The Senate loses Dick Lugar. What has the Senate accomplished because of Dick Lugar, exactly?

Yeah, yeah, yeah. So Senator Mourdock* won't vote to confirm "liberal" justices. So he's gonna end Obamacare, and abolish the Environmental Protection Agency. So the Club for Growth bought itself a US Senator, which it couldn't have if Lugar's President, and his party, hadn't ended the Fairness Doctrine and limitations of media ownership in the 80s. So go piss on George Eff Will's bowtie collection. We're not getting out of this until the next global financial market manipulation is allowed to proceed to Zero, the point of Ultimate Freedom, when the teeth of US Senators will be highly regarded as currency.

____________

 * Assuming you're the sort of person who looks at this and feels some small stirring of hope that Indiana will now elect a Democratic Senator, the answer is "we don't have any".

6 comments:

  1. Is there anyone out there who seriously doubts that the Beltway insider calls for Bipartisanship (as in, "Dick Lugar was willing to reach across the aisle") will, ultimately, be listened and responded to by one party, and one party only?

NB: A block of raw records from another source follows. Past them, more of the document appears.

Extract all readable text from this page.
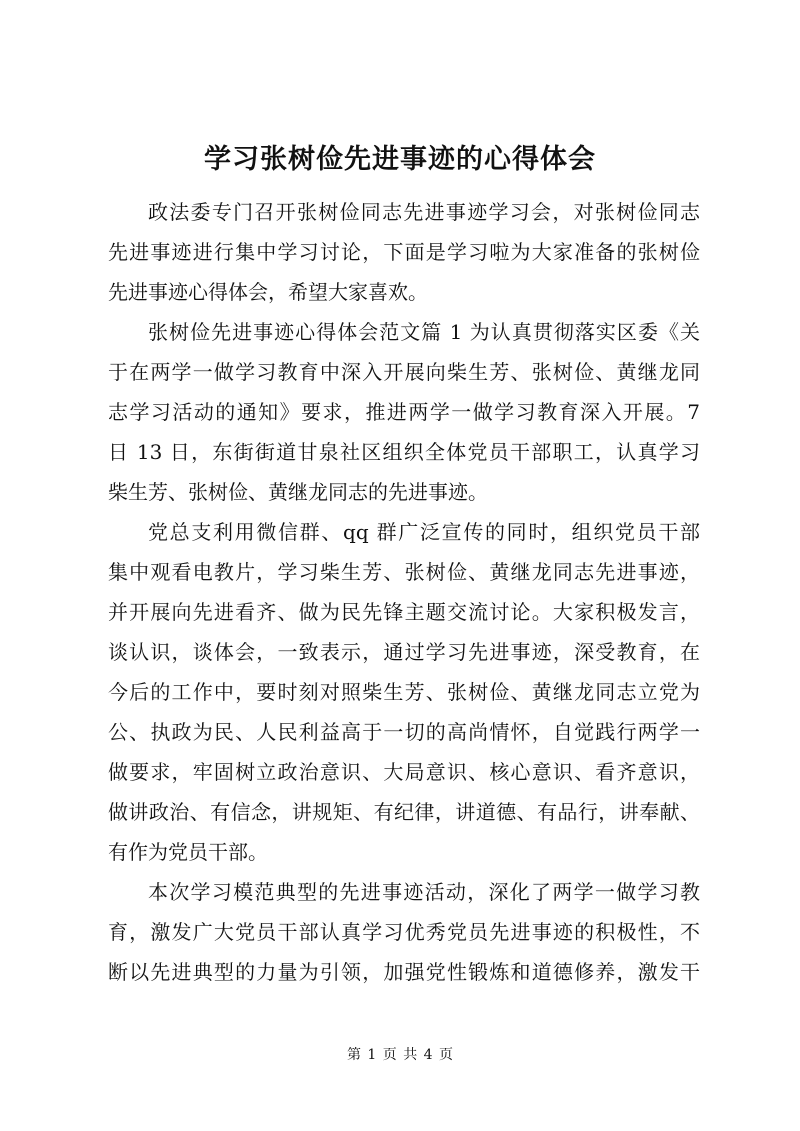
学习张树俭先进事迹的心得体会
政法委专门召开张树俭同志先进事迹学习会，对张树俭同志
先进事迹进行集中学习讨论，下面是学习啦为大家准备的张树俭
先进事迹心得体会，希望大家喜欢。
张树俭先进事迹心得体会范文篇 1 为认真贯彻落实区委《关
于在两学一做学习教育中深入开展向柴生芳、张树俭、黄继龙同
志学习活动的通知》要求，推进两学一做学习教育深入开展。7
日 13 日，东街街道甘泉社区组织全体党员干部职工，认真学习
柴生芳、张树俭、黄继龙同志的先进事迹。
党总支利用微信群、qq 群广泛宣传的同时，组织党员干部
集中观看电教片，学习柴生芳、张树俭、黄继龙同志先进事迹，
并开展向先进看齐、做为民先锋主题交流讨论。大家积极发言，
谈认识，谈体会，一致表示，通过学习先进事迹，深受教育，在
今后的工作中，要时刻对照柴生芳、张树俭、黄继龙同志立党为
公、执政为民、人民利益高于一切的高尚情怀，自觉践行两学一
做要求，牢固树立政治意识、大局意识、核心意识、看齐意识，
做讲政治、有信念，讲规矩、有纪律，讲道德、有品行，讲奉献、
有作为党员干部。
本次学习模范典型的先进事迹活动，深化了两学一做学习教
育，激发广大党员干部认真学习优秀党员先进事迹的积极性，不
断以先进典型的力量为引领，加强党性锻炼和道德修养，激发干
第 1 页 共 4 页
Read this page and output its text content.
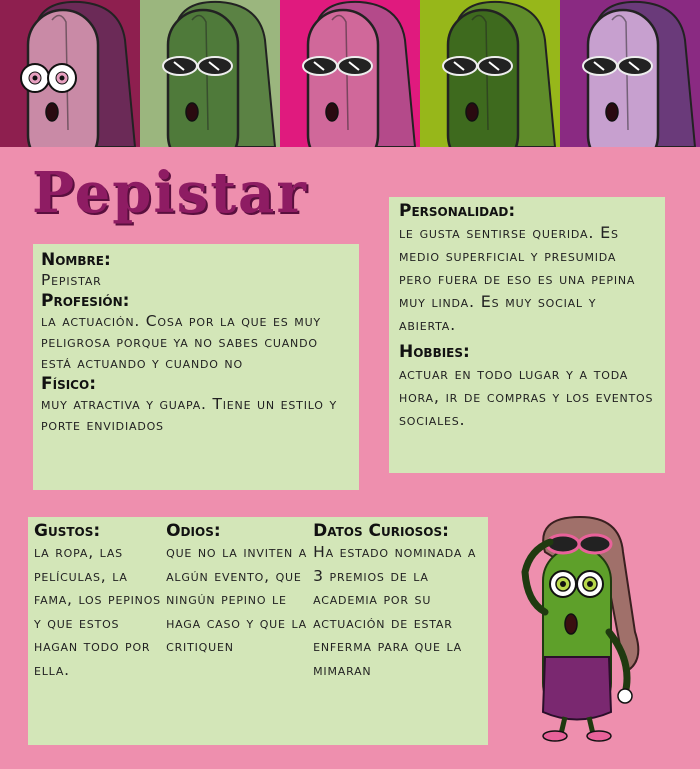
Pepistar
Nombre:
Pepistar
Profesión:
la actuación. Cosa por la que es muy peligrosa porque ya no sabes cuando está actuando y cuando no
Físico:
muy atractiva y guapa. Tiene un estilo y porte envidiados
Personalidad:
le gusta sentirse querida. Es medio superficial y presumida pero fuera de eso es una pepina muy linda. Es muy social y abierta.
Hobbies:
actuar en todo lugar y a toda hora, ir de compras y los eventos sociales.
Gustos:
la ropa, las películas, la fama, los pepinos y que estos hagan todo por ella.
Odios:
que no la inviten a algún evento, que ningún pepino le haga caso y que la critiquen
Datos Curiosos:
Ha estado nominada a 3 premios de la academia por su actuación de estar enferma para que la mimaran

    You mean our other "Party of the Banks" party?
    ~

    ReplyDelete
  2. prairie curmudgeon8:02 AM EDT

    The spore stage is preceded by one virulent, black strain of fungus dominating the petri dish. I mean how in the fuck can we, in our 'mercan way of living, live any more like Republicans? These insufferable assholes will not be content until all of us believe all their shit too. They're for freedom alright. Long as their strain finishes the race first and last and establishes their presence on the next planet. Romney fits the spore stage perfectly.

    ReplyDelete
  3. Helmut Monotreme10:24 AM EDT

    "we don't have any"
    Hope or Democratic Senators?

    ReplyDelete
  4. I drove through Indiana once. If I'd known you were there, Riley, I mighta stayed longer.

    Maybe it's only the U.S. of A. in microcosm. You make it seem so.

    —Noo Yawker

    ReplyDelete
  5. Weird Dave11:40 PM EDT

    "...when the teeth of US Senators will be highly regarded as currency."

    If only.

    ReplyDelete
  6. "we don't have any".

    Oh, come on. Joe Donnelly might not be a Bernie Sanders clone, but he'd be with us on everything except the war. And the economy. And women's reproductive autonomy. And pretty much everything else in the nominal Democratic Party platform.

    In his defense, he wouldn't be as much of a loudly imbecilic asshole about it as Joe Manchin. And with that, "damning with faint praise" can be retired from the lexicon, its purpose complete.